I picked this book up after reading Fred Brooks’ The Design of Design. I had posted a review previously. My intention was to see database design from a beginner’s perspective. I had been exposed to C.J.Date‘s An Introduction to Database Systems, Handbook of Relational Database Design, and Applied Mathematics for Database Professionals. The latter is supposed to be the follow-on book from Churcher’s book according to the APress RoadMap. I think the gap between these two (2) books is just too great.
While I was reading Churcher’s book at the local coffee shop, the owner came up to me and started talking about database design. He had done some design himself in payroll systems. He did not elaborate. He was fascinated by the concept of Business Intelligence. He was enthralled of a TV show called Numb3rs in which the stories about determining human behaviour from numbers. I was dubious because I have done several modelling experiments myself and realise the difficulties in determining the model. But it is so hard to counter unbridled enthusiasm for just pumping numbers into a computer and getting a magical answer out. So I did not try.
Churcher starts straight off on why getting the database design wrong is so bad:
- “…the inability to make the best use of valuable data.” (p. xxii)
- “…inaccuracies in the data.” (p. xxii)
She says that:
The first thoughts about how to design a database may be influenced by a particular report or by a particular method of input. This can lead to a design that cannot cope with different requirements later on. It is important to think about the underlying data and design the database to reflect the information being stored rather than what you might want to do with the data in the short term. (p. 9)
The last database project I had to install in a production environment had this problem being partially designed. It was designed beautifully for the loading of data from multiple data sources. The problem was that the enquiry of data was a nightmare. Simple queries involved eleven (11) and nine (9) table joins! That alone told me that the data model was stuffed. I think the data extraction from the loaded data was being done on the fly.
There are really four (4) data models involved in this project:
- data source;
- data cleansing;
- reference data; and
- data enquiry.
The data sources have their own data models. It is usually designed for rapid data collection. The cleansed data is the collected data corrected for inaccuracies and inconsistencies against the reference data.
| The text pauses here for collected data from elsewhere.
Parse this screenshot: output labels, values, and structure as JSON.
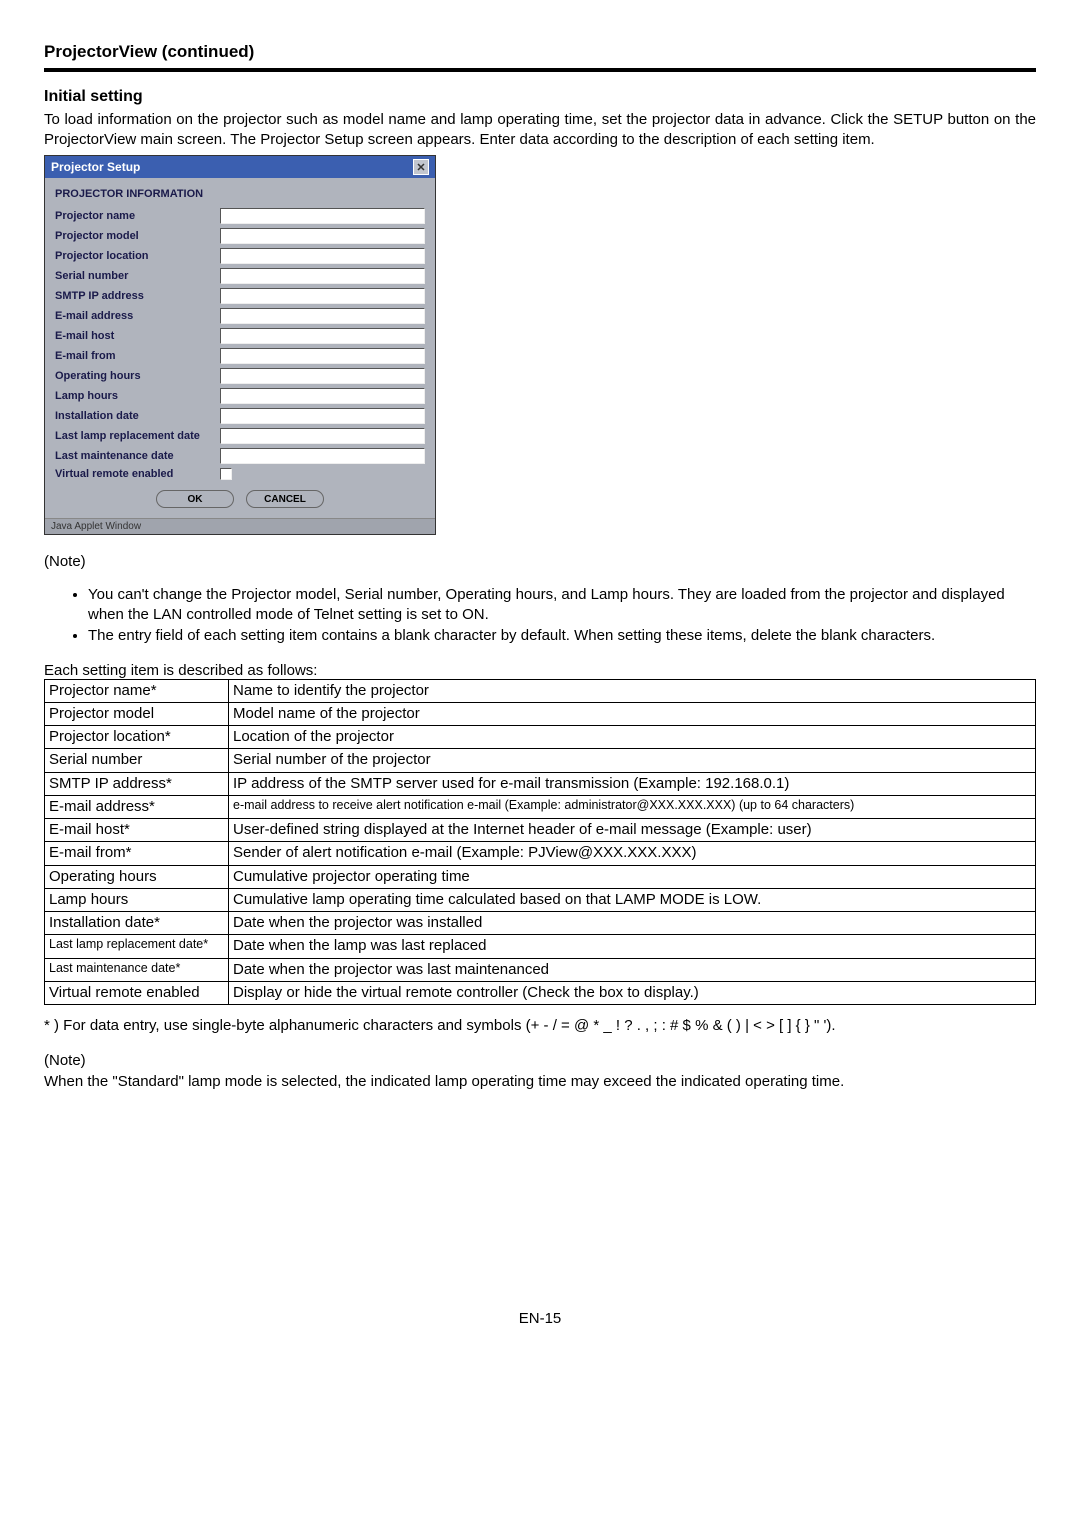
{
  "header": {
    "title": "ProjectorView (continued)"
  },
  "section": {
    "heading": "Initial setting",
    "intro": "To load information on the projector such as model name and lamp operating time, set the projector data in advance. Click the SETUP button on the ProjectorView main screen. The Projector Setup screen appears. Enter data according to the description of each setting item."
  },
  "dialog": {
    "title": "Projector Setup",
    "section_label": "PROJECTOR INFORMATION",
    "fields": [
      {
        "label": "Projector name",
        "type": "text"
      },
      {
        "label": "Projector model",
        "type": "text"
      },
      {
        "label": "Projector location",
        "type": "text"
      },
      {
        "label": "Serial number",
        "type": "text"
      },
      {
        "label": "SMTP IP address",
        "type": "text"
      },
      {
        "label": "E-mail address",
        "type": "text"
      },
      {
        "label": "E-mail host",
        "type": "text"
      },
      {
        "label": "E-mail from",
        "type": "text"
      },
      {
        "label": "Operating hours",
        "type": "text"
      },
      {
        "label": "Lamp hours",
        "type": "text"
      },
      {
        "label": "Installation date",
        "type": "text"
      },
      {
        "label": "Last lamp replacement date",
        "type": "text"
      },
      {
        "label": "Last maintenance date",
        "type": "text"
      },
      {
        "label": "Virtual remote enabled",
        "type": "checkbox"
      }
    ],
    "ok_label": "OK",
    "cancel_label": "CANCEL",
    "footer": "Java Applet Window"
  },
  "note1": {
    "label": "(Note)",
    "items": [
      "You can't change the Projector model, Serial number, Operating hours, and Lamp hours. They are loaded from the projector and displayed when the LAN controlled mode of Telnet setting is set to ON.",
      "The entry field of each setting item contains a blank character by default. When setting these items, delete the blank characters."
    ]
  },
  "settings_intro": "Each setting item is described as follows:",
  "desc_table": {
    "rows": [
      {
        "item": "Projector name*",
        "desc": "Name to identify the projector"
      },
      {
        "item": "Projector model",
        "desc": "Model name of the projector"
      },
      {
        "item": "Projector location*",
        "desc": "Location of the projector"
      },
      {
        "item": "Serial number",
        "desc": "Serial number of the projector"
      },
      {
        "item": "SMTP IP address*",
        "desc": "IP address of the SMTP server used for e-mail transmission (Example: 192.168.0.1)"
      },
      {
        "item": "E-mail address*",
        "desc": "e-mail address to receive alert notification e-mail (Example: administrator@XXX.XXX.XXX) (up to 64 characters)",
        "small_desc": true
      },
      {
        "item": "E-mail host*",
        "desc": "User-defined string displayed at the Internet header of e-mail message (Example: user)"
      },
      {
        "item": "E-mail from*",
        "desc": "Sender of alert notification e-mail (Example: PJView@XXX.XXX.XXX)"
      },
      {
        "item": "Operating hours",
        "desc": "Cumulative projector operating time"
      },
      {
        "item": "Lamp hours",
        "desc": "Cumulative lamp operating time calculated based on that LAMP MODE is LOW."
      },
      {
        "item": "Installation date*",
        "desc": "Date when the projector was installed"
      },
      {
        "item": "Last lamp replacement date*",
        "desc": "Date when the lamp was last replaced",
        "small_item": true
      },
      {
        "item": "Last maintenance date*",
        "desc": "Date when the projector was last maintenanced",
        "small_item": true
      },
      {
        "item": "Virtual remote enabled",
        "desc": "Display or hide the virtual remote controller (Check the box to display.)"
      }
    ]
  },
  "footnote": "* ) For data entry, use single-byte alphanumeric characters and symbols (+ - / = @ * _ ! ? . , ; : # $ % & ( ) | < > [ ] { } \" ').",
  "note2": {
    "label": "(Note)",
    "body": "When the \"Standard\" lamp mode is selected, the indicated lamp operating time may exceed the indicated operating time."
  },
  "page_number": "EN-15"
}
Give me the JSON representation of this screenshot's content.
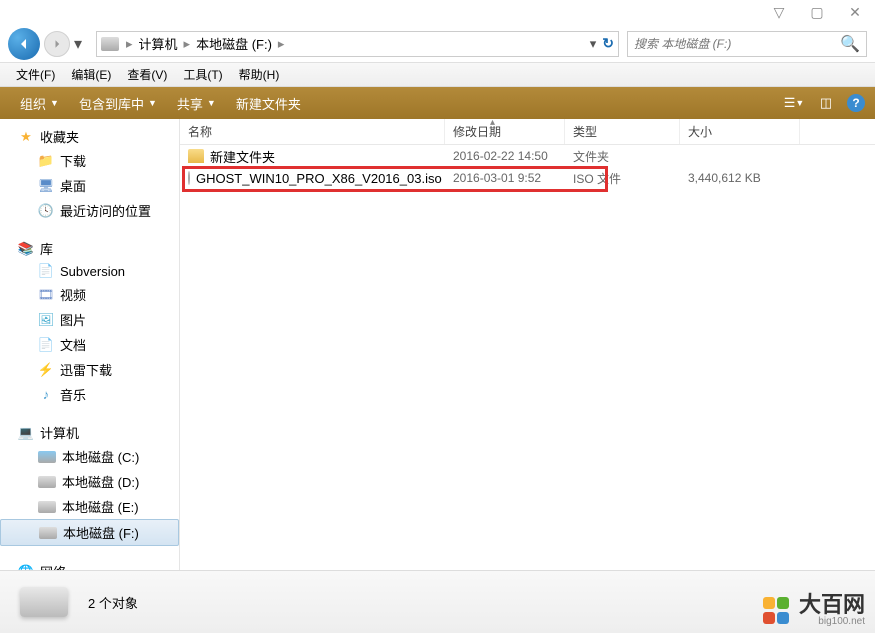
{
  "window_controls": {
    "min": "▽",
    "max": "▢",
    "close": "✕"
  },
  "nav": {
    "breadcrumb": [
      "计算机",
      "本地磁盘 (F:)"
    ],
    "search_placeholder": "搜索 本地磁盘 (F:)"
  },
  "menu": [
    "文件(F)",
    "编辑(E)",
    "查看(V)",
    "工具(T)",
    "帮助(H)"
  ],
  "toolbar": {
    "organize": "组织",
    "include": "包含到库中",
    "share": "共享",
    "new_folder": "新建文件夹"
  },
  "sidebar": {
    "favorites": {
      "label": "收藏夹",
      "items": [
        "下载",
        "桌面",
        "最近访问的位置"
      ]
    },
    "libraries": {
      "label": "库",
      "items": [
        "Subversion",
        "视频",
        "图片",
        "文档",
        "迅雷下载",
        "音乐"
      ]
    },
    "computer": {
      "label": "计算机",
      "items": [
        "本地磁盘 (C:)",
        "本地磁盘 (D:)",
        "本地磁盘 (E:)",
        "本地磁盘 (F:)"
      ]
    },
    "network": {
      "label": "网络"
    }
  },
  "columns": {
    "name": "名称",
    "date": "修改日期",
    "type": "类型",
    "size": "大小"
  },
  "files": [
    {
      "name": "新建文件夹",
      "date": "2016-02-22 14:50",
      "type": "文件夹",
      "size": "",
      "icon": "folder"
    },
    {
      "name": "GHOST_WIN10_PRO_X86_V2016_03.iso",
      "date": "2016-03-01 9:52",
      "type": "ISO 文件",
      "size": "3,440,612 KB",
      "icon": "disc"
    }
  ],
  "status": {
    "count": "2 个对象"
  },
  "watermark": {
    "main": "大百网",
    "sub": "big100.net"
  }
}
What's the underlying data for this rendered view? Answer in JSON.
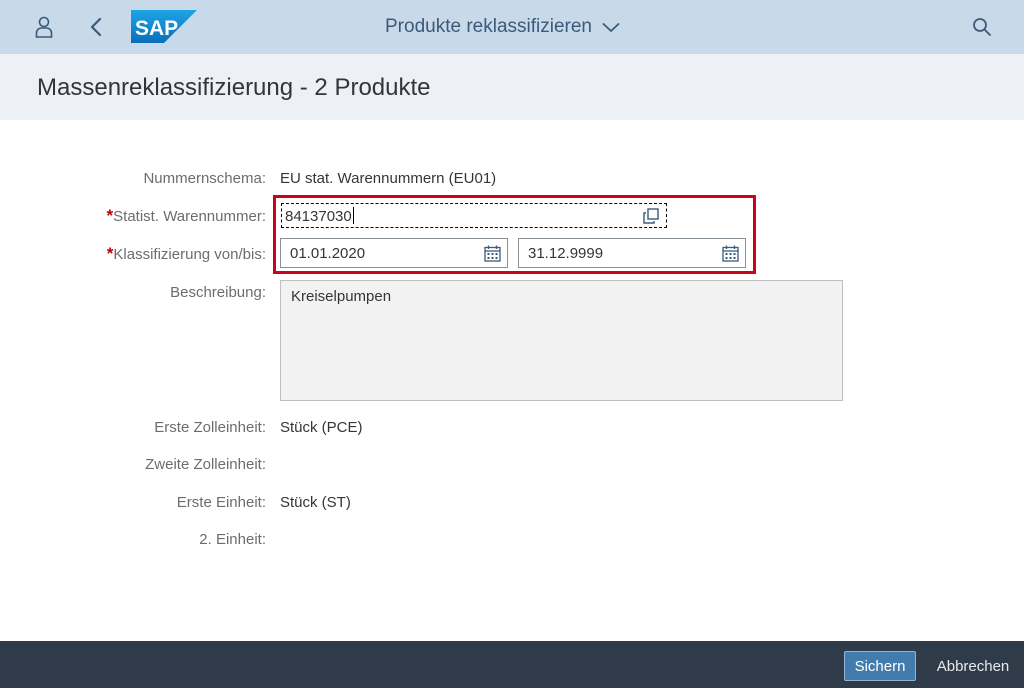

The enquiry data model is based around how the end-user perceives the data. The problem is how to roll all of these competing data models into one data model. It is this goal that creates so many problems for data modellers.
This model is mine, not Churcher’s, and derives from a combination of the ETL (Extract, Transform, and Load) and data marts. All databases are really data warehouses. Only the size varies. The thinking behind the design should reflect this.
On p. 12, she provides a simple model of her process. This is a framework for doing the database design around the three (3) steps (p. 29) of
This is really a follow-on from Yourdon and Constantine‘s Structured Design which evolved into the Waterfall Model. All of the Agile Developers are going to freak out at this stage. I think the problem is that people tend to view the database design as a monolith.
The approach taken by Churcher is to follow the Object Analysis path and create a relational model from that. This approach is fraught with danger as the object model is hierachical while the relational model is democratic.
In Chapter 8: Normalization, she says that:
- “Each class is represented by a table.
- “Each object becomes a row in a table.
- “For each table, we determine a primary key, which is a field(s) that uniquely identifies each row.
- “We use the primary key field(s) to represent relationships between tables by way of foreign keys.” (p. 139)
I think Churcher does a good of explaining Normal Forms (pp. 145-155), Functional Dependencies (pp.151-152), and Join Dependencies (pp. 153-155). The latter two concepts are usually found in advanced database theory books such as Date’s one.
Churcher does a quick overview of the implementation process which I think is good enough for beginners.
Now, my quibbles are:
- No direction for readers to develop their knowledge further. An annotated bibliography would have been nice.
- The use of Selection (pp. 173-174) when the correct technical term is restriction. This will make further reading difficult as those who want to develop their knowledge will be faced with a problem in terminology.